PostgreSQL源码分析——日志归档

原创 chirpyli 2023-10-09

988

PG中有日志归档功能，主要目的就是备份恢复，PITR，为啥要做日志归档呢？因为在做检查点时会清理WAL日志，清理了之后，就没法实现恢复到任意时刻数据库状态了，而有了日志归档，我们可以保存从数据库初始状态到当前时刻的所有日志，相当于给数据库做了一个备份。当发生故障或者误操作时，可以恢复到指定时刻数据库的状态。

打开日志归档

在配置文件中配置archive_mode=on打开日志归档，启动时会创建归档进程archiver，通过archive_command中配置的命令进行归档。

# - Archiving -
archive_mode = on               # enables archiving; off, on, or always (change requires restart)
archive_command = 'cp %p /home/postgres/pgsql/archive/%f'               # command to use to archive a logfile segment
                                # placeholders: %p = path of file to archive
                                #               %f = file name only
                                # e.g. 'test ! -f /mnt/server/archivedir/%f && cp %p /mnt/server/archivedir/%f'
archive_timeout = 1800          # force a logfile segment switch after this
                                # number of seconds; 0 disables

归档进程源码

我们看一下归档进程的源码，在src/backend/postmaster/pgarch.c中：

PgArchiverMain(void)
--> pgarch_MainLoop();	// 进入归档主循环
	--> pgarch_ArchiverCopyLoop(); 
		--> pgarch_readyXlog

日志归档的逻辑，主要是什么时候进行归档？核心要点是发生日志段切换时会触发，那我们看一下那些情况会触发日志切换

当WAL日志中的一个日志段（日志文件）已满，需要切换到下一个日志段时，就可以通知archiver进程将这个日志归档。

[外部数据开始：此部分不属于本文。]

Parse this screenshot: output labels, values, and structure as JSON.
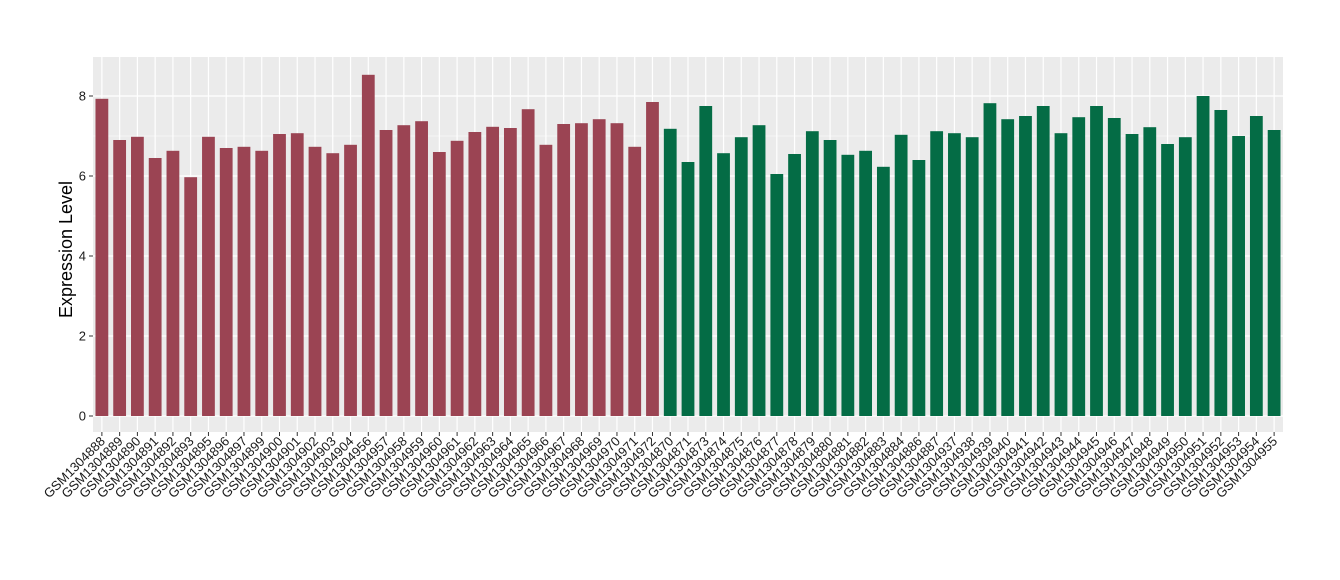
{
  "chart_data": {
    "type": "bar",
    "title": "",
    "xlabel": "",
    "ylabel": "Expression Level",
    "ylim": [
      0,
      8.9
    ],
    "yticks": [
      0,
      2,
      4,
      6,
      8
    ],
    "grid": true,
    "legend": "none",
    "colors": {
      "group1": "#9b4453",
      "group2": "#046c45",
      "panel": "#ebebeb",
      "grid": "#ffffff"
    },
    "categories": [
      "GSM1304888",
      "GSM1304889",
      "GSM1304890",
      "GSM1304891",
      "GSM1304892",
      "GSM1304893",
      "GSM1304895",
      "GSM1304896",
      "GSM1304897",
      "GSM1304899",
      "GSM1304900",
      "GSM1304901",
      "GSM1304902",
      "GSM1304903",
      "GSM1304904",
      "GSM1304956",
      "GSM1304957",
      "GSM1304958",
      "GSM1304959",
      "GSM1304960",
      "GSM1304961",
      "GSM1304962",
      "GSM1304963",
      "GSM1304964",
      "GSM1304965",
      "GSM1304966",
      "GSM1304967",
      "GSM1304968",
      "GSM1304969",
      "GSM1304970",
      "GSM1304971",
      "GSM1304972",
      "GSM1304870",
      "GSM1304871",
      "GSM1304873",
      "GSM1304874",
      "GSM1304875",
      "GSM1304876",
      "GSM1304877",
      "GSM1304878",
      "GSM1304879",
      "GSM1304880",
      "GSM1304881",
      "GSM1304882",
      "GSM1304883",
      "GSM1304884",
      "GSM1304886",
      "GSM1304887",
      "GSM1304937",
      "GSM1304938",
      "GSM1304939",
      "GSM1304940",
      "GSM1304941",
      "GSM1304942",
      "GSM1304943",
      "GSM1304944",
      "GSM1304945",
      "GSM1304946",
      "GSM1304947",
      "GSM1304948",
      "GSM1304949",
      "GSM1304950",
      "GSM1304951",
      "GSM1304952",
      "GSM1304953",
      "GSM1304954",
      "GSM1304955"
    ],
    "values": [
      7.93,
      6.9,
      6.98,
      6.45,
      6.63,
      5.97,
      6.98,
      6.7,
      6.73,
      6.63,
      7.05,
      7.07,
      6.73,
      6.57,
      6.78,
      8.53,
      7.15,
      7.27,
      7.37,
      6.6,
      6.88,
      7.1,
      7.23,
      7.2,
      7.67,
      6.78,
      7.3,
      7.32,
      7.42,
      7.32,
      6.73,
      7.85,
      7.18,
      6.35,
      7.75,
      6.57,
      6.97,
      7.27,
      6.05,
      6.55,
      7.12,
      6.9,
      6.53,
      6.63,
      6.23,
      7.03,
      6.4,
      7.12,
      7.07,
      6.97,
      7.82,
      7.42,
      7.5,
      7.75,
      7.07,
      7.47,
      7.75,
      7.45,
      7.05,
      7.22,
      6.8,
      6.97,
      8.0,
      7.65,
      7.0,
      7.5,
      7.15
    ],
    "groups": [
      1,
      1,
      1,
      1,
      1,
      1,
      1,
      1,
      1,
      1,
      1,
      1,
      1,
      1,
      1,
      1,
      1,
      1,
      1,
      1,
      1,
      1,
      1,
      1,
      1,
      1,
      1,
      1,
      1,
      1,
      1,
      1,
      2,
      2,
      2,
      2,
      2,
      2,
      2,
      2,
      2,
      2,
      2,
      2,
      2,
      2,
      2,
      2,
      2,
      2,
      2,
      2,
      2,
      2,
      2,
      2,
      2,
      2,
      2,
      2,
      2,
      2,
      2,
      2,
      2,
      2,
      2
    ]
  }
}
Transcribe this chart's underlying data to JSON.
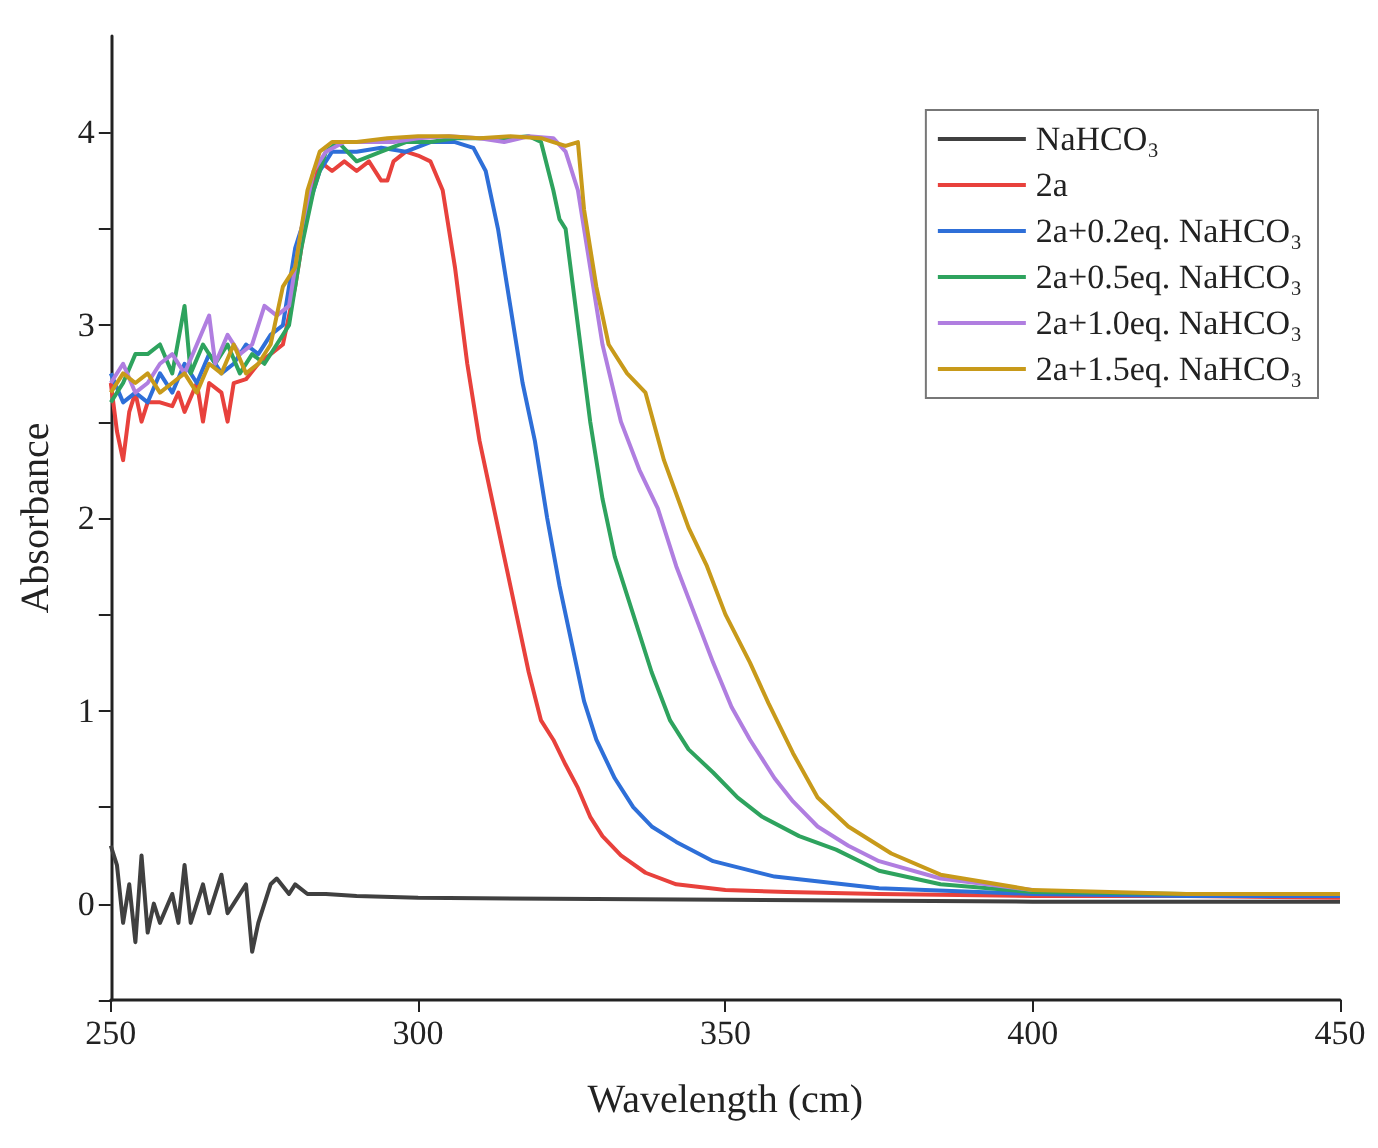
{
  "chart_data": {
    "type": "line",
    "xlabel": "Wavelength (cm)",
    "ylabel": "Absorbance",
    "xlim": [
      250,
      450
    ],
    "xticks": [
      250,
      300,
      350,
      400,
      450
    ],
    "ylim": [
      -0.5,
      4.5
    ],
    "yticks": [
      {
        "value": -0.5,
        "label": null
      },
      0,
      {
        "value": 0.5,
        "label": null
      },
      1,
      {
        "value": 1.5,
        "label": null
      },
      2,
      {
        "value": 2.5,
        "label": null
      },
      3,
      {
        "value": 3.5,
        "label": null
      },
      4
    ],
    "grid": false,
    "legend": "top right",
    "marker": "none",
    "line_style": "solid",
    "series": [
      {
        "name": "NaHCO₃",
        "color": "#404040",
        "x": [
          250,
          251,
          252,
          253,
          254,
          255,
          256,
          257,
          258,
          260,
          261,
          262,
          263,
          265,
          266,
          268,
          269,
          270,
          272,
          273,
          274,
          276,
          277,
          279,
          280,
          282,
          285,
          290,
          300,
          350,
          400,
          450
        ],
        "values": [
          0.3,
          0.2,
          -0.1,
          0.1,
          -0.2,
          0.25,
          -0.15,
          0,
          -0.1,
          0.05,
          -0.1,
          0.2,
          -0.1,
          0.1,
          -0.05,
          0.15,
          -0.05,
          0,
          0.1,
          -0.25,
          -0.1,
          0.1,
          0.13,
          0.05,
          0.1,
          0.05,
          0.05,
          0.04,
          0.03,
          0.02,
          0.01,
          0.01
        ]
      },
      {
        "name": "2a",
        "color": "#e8413c",
        "x": [
          250,
          251,
          252,
          253,
          254,
          255,
          256,
          258,
          260,
          261,
          262,
          264,
          265,
          266,
          268,
          269,
          270,
          272,
          274,
          276,
          278,
          280,
          282,
          284,
          286,
          288,
          290,
          292,
          294,
          295,
          296,
          298,
          300,
          302,
          304,
          306,
          308,
          310,
          312,
          314,
          316,
          318,
          320,
          322,
          324,
          326,
          328,
          330,
          333,
          337,
          342,
          350,
          360,
          375,
          400,
          425,
          450
        ],
        "values": [
          2.7,
          2.45,
          2.3,
          2.55,
          2.65,
          2.5,
          2.6,
          2.6,
          2.58,
          2.65,
          2.55,
          2.7,
          2.5,
          2.7,
          2.65,
          2.5,
          2.7,
          2.72,
          2.8,
          2.85,
          2.9,
          3.2,
          3.6,
          3.85,
          3.8,
          3.85,
          3.8,
          3.85,
          3.75,
          3.75,
          3.85,
          3.9,
          3.88,
          3.85,
          3.7,
          3.3,
          2.8,
          2.4,
          2.1,
          1.8,
          1.5,
          1.2,
          0.95,
          0.85,
          0.72,
          0.6,
          0.45,
          0.35,
          0.25,
          0.16,
          0.1,
          0.07,
          0.06,
          0.05,
          0.04,
          0.04,
          0.03
        ]
      },
      {
        "name": "2a+0.2eq. NaHCO₃",
        "color": "#2e6fd8",
        "x": [
          250,
          252,
          254,
          256,
          258,
          260,
          262,
          264,
          266,
          268,
          270,
          272,
          274,
          276,
          278,
          280,
          282,
          284,
          286,
          290,
          294,
          298,
          302,
          306,
          309,
          311,
          313,
          315,
          317,
          319,
          321,
          323,
          325,
          327,
          329,
          332,
          335,
          338,
          342,
          348,
          358,
          375,
          400,
          425,
          450
        ],
        "values": [
          2.75,
          2.6,
          2.65,
          2.6,
          2.75,
          2.65,
          2.8,
          2.7,
          2.85,
          2.75,
          2.8,
          2.9,
          2.85,
          2.95,
          3.0,
          3.4,
          3.6,
          3.8,
          3.9,
          3.9,
          3.92,
          3.9,
          3.95,
          3.95,
          3.92,
          3.8,
          3.5,
          3.1,
          2.7,
          2.4,
          2.0,
          1.65,
          1.35,
          1.05,
          0.85,
          0.65,
          0.5,
          0.4,
          0.32,
          0.22,
          0.14,
          0.08,
          0.05,
          0.04,
          0.04
        ]
      },
      {
        "name": "2a+0.5eq. NaHCO₃",
        "color": "#2ea35e",
        "x": [
          250,
          252,
          254,
          256,
          258,
          260,
          262,
          263,
          265,
          267,
          269,
          271,
          273,
          275,
          277,
          279,
          281,
          283,
          285,
          287,
          290,
          294,
          298,
          302,
          306,
          314,
          318,
          320,
          322,
          323,
          324,
          326,
          328,
          330,
          332,
          335,
          338,
          341,
          344,
          348,
          352,
          356,
          362,
          368,
          375,
          385,
          400,
          425,
          450
        ],
        "values": [
          2.6,
          2.7,
          2.85,
          2.85,
          2.9,
          2.75,
          3.1,
          2.75,
          2.9,
          2.8,
          2.9,
          2.75,
          2.85,
          2.8,
          2.9,
          3.0,
          3.4,
          3.7,
          3.9,
          3.95,
          3.85,
          3.9,
          3.95,
          3.95,
          3.97,
          3.97,
          3.98,
          3.95,
          3.7,
          3.55,
          3.5,
          3.0,
          2.5,
          2.1,
          1.8,
          1.5,
          1.2,
          0.95,
          0.8,
          0.68,
          0.55,
          0.45,
          0.35,
          0.28,
          0.17,
          0.1,
          0.06,
          0.05,
          0.05
        ]
      },
      {
        "name": "2a+1.0eq. NaHCO₃",
        "color": "#b07ee0",
        "x": [
          250,
          252,
          254,
          256,
          258,
          260,
          262,
          264,
          266,
          267,
          269,
          271,
          273,
          275,
          277,
          279,
          281,
          283,
          285,
          288,
          292,
          296,
          300,
          305,
          310,
          314,
          318,
          322,
          324,
          326,
          328,
          330,
          333,
          336,
          339,
          342,
          345,
          348,
          351,
          354,
          358,
          361,
          365,
          370,
          375,
          385,
          400
        ],
        "values": [
          2.7,
          2.8,
          2.65,
          2.7,
          2.8,
          2.85,
          2.75,
          2.9,
          3.05,
          2.8,
          2.95,
          2.85,
          2.9,
          3.1,
          3.05,
          3.1,
          3.5,
          3.8,
          3.9,
          3.95,
          3.95,
          3.95,
          3.97,
          3.98,
          3.97,
          3.95,
          3.98,
          3.97,
          3.9,
          3.7,
          3.3,
          2.9,
          2.5,
          2.25,
          2.05,
          1.75,
          1.5,
          1.25,
          1.02,
          0.85,
          0.65,
          0.53,
          0.4,
          0.3,
          0.22,
          0.13,
          0.07
        ]
      },
      {
        "name": "2a+1.5eq. NaHCO₃",
        "color": "#c89a1a",
        "x": [
          250,
          252,
          254,
          256,
          258,
          260,
          262,
          264,
          266,
          268,
          270,
          272,
          274,
          276,
          278,
          280,
          282,
          284,
          286,
          290,
          295,
          300,
          305,
          310,
          315,
          320,
          322,
          324,
          326,
          327,
          329,
          331,
          334,
          337,
          340,
          344,
          347,
          350,
          354,
          357,
          361,
          365,
          370,
          377,
          385,
          400,
          425,
          450
        ],
        "values": [
          2.65,
          2.75,
          2.7,
          2.75,
          2.65,
          2.7,
          2.75,
          2.65,
          2.8,
          2.75,
          2.9,
          2.75,
          2.8,
          2.9,
          3.2,
          3.3,
          3.7,
          3.9,
          3.95,
          3.95,
          3.97,
          3.98,
          3.98,
          3.97,
          3.98,
          3.97,
          3.95,
          3.93,
          3.95,
          3.6,
          3.2,
          2.9,
          2.75,
          2.65,
          2.3,
          1.95,
          1.75,
          1.5,
          1.25,
          1.04,
          0.78,
          0.55,
          0.4,
          0.26,
          0.15,
          0.07,
          0.05,
          0.05
        ]
      }
    ]
  }
}
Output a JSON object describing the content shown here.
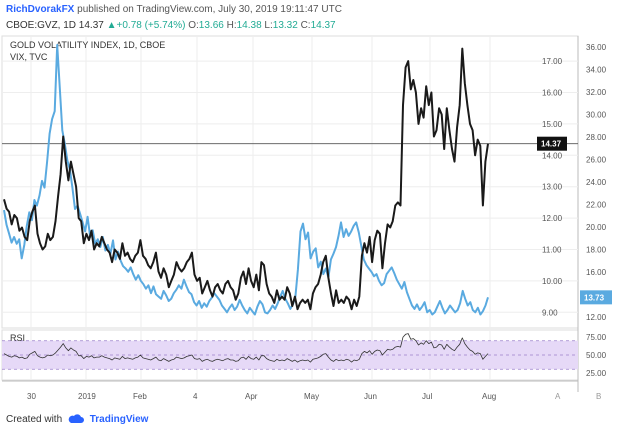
{
  "header": {
    "author": "RichDvorakFX",
    "published": "published on TradingView.com, July 30, 2019 19:11:47 UTC",
    "symbol": "CBOE:GVZ, 1D",
    "last": "14.37",
    "change": "+0.78 (+5.74%)",
    "o_label": "O:",
    "o": "13.66",
    "h_label": "H:",
    "h": "14.38",
    "l_label": "L:",
    "l": "13.32",
    "c_label": "C:",
    "c": "14.37"
  },
  "footer": {
    "created_with": "Created with",
    "brand": "TradingView"
  },
  "colors": {
    "gvz": "#1a1a1a",
    "vix": "#5aaae0",
    "rsi": "#333333",
    "rsi_band": "#e6d9f7",
    "grid": "#eeeeee",
    "accent": "#2962ff",
    "up": "#22ab94"
  },
  "chart_data": [
    {
      "type": "line",
      "title": "GOLD VOLATILITY INDEX, 1D, CBOE",
      "subtitle": "VIX, TVC",
      "x_ticks": [
        "30",
        "2019",
        "Feb",
        "4",
        "Apr",
        "May",
        "Jun",
        "Jul",
        "Aug"
      ],
      "left_axis": {
        "ticks": [
          "17.00",
          "16.00",
          "15.00",
          "14.00",
          "13.00",
          "12.00",
          "11.00",
          "10.00",
          "9.00"
        ],
        "ylim": [
          8.5,
          17.8
        ]
      },
      "right_axis": {
        "ticks": [
          "36.00",
          "34.00",
          "32.00",
          "30.00",
          "28.00",
          "26.00",
          "24.00",
          "22.00",
          "20.00",
          "18.00",
          "16.00",
          "14.00",
          "12.00"
        ],
        "ylim": [
          11,
          37
        ]
      },
      "series": [
        {
          "name": "GOLD VOLATILITY INDEX",
          "axis": "left",
          "last_label": "14.37",
          "values": [
            12.6,
            12.3,
            12.2,
            11.8,
            12.1,
            12.0,
            11.6,
            11.7,
            11.4,
            11.3,
            11.9,
            12.2,
            12.4,
            11.5,
            11.2,
            11.0,
            11.1,
            11.5,
            11.3,
            11.4,
            11.9,
            12.7,
            13.4,
            14.6,
            13.8,
            13.2,
            13.8,
            13.4,
            13.0,
            12.0,
            11.9,
            11.2,
            11.5,
            11.3,
            11.6,
            11.0,
            11.2,
            11.1,
            11.4,
            11.2,
            11.0,
            10.9,
            10.6,
            11.0,
            10.9,
            10.7,
            11.2,
            10.8,
            10.9,
            10.7,
            10.6,
            10.8,
            10.9,
            11.3,
            10.8,
            10.7,
            10.5,
            10.4,
            10.6,
            10.9,
            10.3,
            10.1,
            10.4,
            10.2,
            9.8,
            10.0,
            10.2,
            10.6,
            10.4,
            10.3,
            10.4,
            10.6,
            10.7,
            10.9,
            10.2,
            10.0,
            10.1,
            9.6,
            9.8,
            10.0,
            9.7,
            9.5,
            9.8,
            9.9,
            9.7,
            9.6,
            9.9,
            10.0,
            9.8,
            9.7,
            9.4,
            9.6,
            10.1,
            10.3,
            9.9,
            10.4,
            10.0,
            9.8,
            10.2,
            9.7,
            10.6,
            10.5,
            9.9,
            9.6,
            9.5,
            9.3,
            9.7,
            9.4,
            9.5,
            9.4,
            9.8,
            9.6,
            9.2,
            9.5,
            9.1,
            9.3,
            9.4,
            9.3,
            9.4,
            9.1,
            9.6,
            9.8,
            9.9,
            10.2,
            10.6,
            10.8,
            10.1,
            9.6,
            9.2,
            9.7,
            9.3,
            9.4,
            9.3,
            9.5,
            9.4,
            9.1,
            9.4,
            9.2,
            9.5,
            10.8,
            11.2,
            10.9,
            11.4,
            10.6,
            11.3,
            11.6,
            11.5,
            10.4,
            11.2,
            11.8,
            11.7,
            11.9,
            12.4,
            12.5,
            12.4,
            15.6,
            16.8,
            17.0,
            16.1,
            16.4,
            16.0,
            15.0,
            15.5,
            15.2,
            16.2,
            15.6,
            16.0,
            14.6,
            14.8,
            15.5,
            15.3,
            14.2,
            15.5,
            14.8,
            14.2,
            13.8,
            14.9,
            15.6,
            17.4,
            16.3,
            15.6,
            15.0,
            14.8,
            14.0,
            14.5,
            14.3,
            12.4,
            13.8,
            14.37
          ]
        },
        {
          "name": "VIX",
          "axis": "right",
          "last_label": "13.73",
          "values": [
            21.5,
            20.2,
            19.4,
            18.6,
            19.1,
            18.5,
            18.9,
            17.2,
            18.4,
            20.1,
            21.3,
            20.6,
            22.4,
            21.9,
            22.8,
            24.1,
            23.5,
            25.8,
            28.3,
            29.6,
            30.3,
            36.2,
            32.5,
            28.6,
            27.4,
            25.9,
            25.1,
            23.5,
            21.6,
            21.9,
            21.2,
            20.4,
            19.6,
            20.9,
            19.1,
            19.7,
            18.5,
            18.9,
            18.2,
            19.1,
            17.9,
            18.4,
            17.6,
            18.8,
            17.1,
            17.8,
            17.0,
            16.5,
            16.3,
            16.0,
            16.4,
            15.8,
            15.3,
            15.7,
            15.2,
            14.9,
            14.5,
            14.8,
            14.1,
            14.7,
            14.0,
            13.8,
            13.6,
            14.3,
            13.9,
            13.4,
            13.6,
            14.1,
            14.4,
            14.8,
            14.5,
            15.3,
            14.7,
            14.2,
            14.0,
            13.3,
            13.0,
            13.4,
            12.8,
            13.2,
            12.9,
            13.4,
            13.7,
            14.1,
            13.8,
            13.5,
            13.0,
            12.7,
            12.4,
            12.8,
            13.1,
            12.6,
            12.9,
            13.5,
            13.0,
            12.6,
            12.3,
            12.8,
            12.5,
            12.2,
            12.9,
            13.4,
            13.1,
            12.4,
            12.3,
            12.6,
            13.0,
            12.7,
            13.2,
            13.8,
            14.3,
            13.6,
            13.2,
            12.7,
            13.1,
            13.8,
            16.2,
            19.6,
            20.3,
            18.9,
            19.5,
            17.2,
            17.8,
            18.1,
            16.4,
            16.9,
            15.8,
            16.3,
            15.5,
            17.1,
            17.6,
            18.2,
            19.2,
            20.4,
            19.1,
            19.8,
            19.2,
            19.6,
            20.1,
            20.4,
            19.5,
            18.3,
            17.1,
            16.6,
            16.3,
            16.0,
            15.6,
            15.8,
            15.2,
            14.8,
            15.0,
            15.8,
            16.1,
            16.4,
            15.9,
            15.3,
            14.9,
            14.5,
            15.1,
            14.2,
            13.6,
            13.0,
            12.7,
            13.1,
            12.6,
            12.9,
            13.3,
            12.4,
            12.6,
            12.2,
            12.4,
            12.9,
            13.4,
            12.8,
            12.3,
            12.6,
            13.0,
            12.7,
            12.4,
            12.6,
            13.2,
            14.3,
            13.6,
            13.0,
            13.3,
            12.6,
            12.4,
            12.8,
            12.2,
            12.5,
            13.0,
            13.73
          ]
        }
      ]
    },
    {
      "type": "line",
      "title": "RSI",
      "ticks": [
        "75.00",
        "50.00",
        "25.00"
      ],
      "ylim": [
        15,
        85
      ],
      "band": [
        30,
        70
      ],
      "series": [
        {
          "name": "RSI",
          "values": [
            52,
            50,
            48,
            47,
            49,
            48,
            46,
            47,
            45,
            46,
            51,
            53,
            55,
            49,
            47,
            46,
            47,
            50,
            49,
            50,
            53,
            57,
            61,
            66,
            60,
            56,
            60,
            57,
            55,
            49,
            49,
            45,
            48,
            47,
            49,
            46,
            47,
            47,
            49,
            47,
            46,
            45,
            43,
            46,
            45,
            44,
            48,
            45,
            46,
            45,
            44,
            46,
            47,
            50,
            46,
            45,
            44,
            43,
            45,
            47,
            43,
            42,
            45,
            43,
            41,
            43,
            44,
            47,
            46,
            45,
            46,
            48,
            49,
            50,
            45,
            44,
            45,
            41,
            43,
            44,
            42,
            41,
            43,
            44,
            43,
            42,
            44,
            45,
            43,
            43,
            41,
            42,
            46,
            47,
            44,
            48,
            45,
            44,
            47,
            43,
            49,
            49,
            45,
            43,
            42,
            41,
            44,
            42,
            43,
            42,
            45,
            43,
            41,
            43,
            40,
            42,
            43,
            42,
            43,
            40,
            44,
            45,
            46,
            48,
            51,
            52,
            47,
            43,
            41,
            44,
            42,
            43,
            42,
            44,
            43,
            40,
            43,
            42,
            44,
            52,
            55,
            53,
            56,
            51,
            55,
            57,
            56,
            50,
            54,
            58,
            57,
            58,
            61,
            62,
            61,
            75,
            79,
            80,
            72,
            73,
            70,
            64,
            67,
            65,
            70,
            66,
            68,
            60,
            61,
            65,
            64,
            58,
            65,
            61,
            58,
            56,
            61,
            65,
            74,
            66,
            61,
            57,
            55,
            51,
            53,
            52,
            44,
            48,
            52
          ]
        }
      ]
    }
  ]
}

产生日志切换的进程会在通知Postmaster之前先在pg_wal/archive_status下生成一个.ready文件，这个文件和待归档日志同名。
如果长时间没有归档，触发archive_timeout超时，则强制进行日志切换，强制归档
调用pg_switch_wal()函数手动触发

我们看一下归档进程主循环的实现逻辑，就是等待归档通知信号，拷贝日志：

static void pgarch_MainLoop(void)
{
	pg_time_t	last_copy_time = 0;
	bool		time_to_stop;
	// 进入主循环, 等待收到日志归档通知
	do {
		ResetLatch(MyLatch);

		/* When we get SIGUSR2, we do one more archive cycle, then exit */
		time_to_stop = ready_to_stop;

		/* Check for barrier events and config update */
		HandlePgArchInterrupts();

		// ...

		/* Do what we're here for */
		pgarch_ArchiverCopyLoop();		// 进行日志归档，拷贝WAL日志
		last_copy_time = time(NULL);

		/* Sleep until a signal is received, or until a poll is forced by
		 * PGARCH_AUTOWAKE_INTERVAL having passed since last_copy_time, or until postmaster dies. */
		if (!time_to_stop)		/* Don't wait during last iteration */
		{
			pg_time_t	curtime = (pg_time_t) time(NULL);
			int			timeout;

			timeout = PGARCH_AUTOWAKE_INTERVAL - (curtime - last_copy_time);
			if (timeout > 0) {
				int			rc;
				rc = WaitLatch(MyLatch, WL_LATCH_SET | WL_TIMEOUT | WL_POSTMASTER_DEATH,timeout * 1000L, WAIT_EVENT_ARCHIVER_MAIN);
				if (rc & WL_POSTMASTER_DEATH)
					time_to_stop = true;
			}
		}
	} while (!time_to_stop);
}

触发归档的时机1

其中最重要的就是什么时候发信号，通知可以归档，是在切换日志段的时候，什么时候会切换日志段呢？用户可以通过调用pg_switch_wal函数强制切换日志段，正常情况下是不断插入日志的过程中，如果超出了日志段的大小，会触发切换日志段。我们看一下这块的处理逻辑。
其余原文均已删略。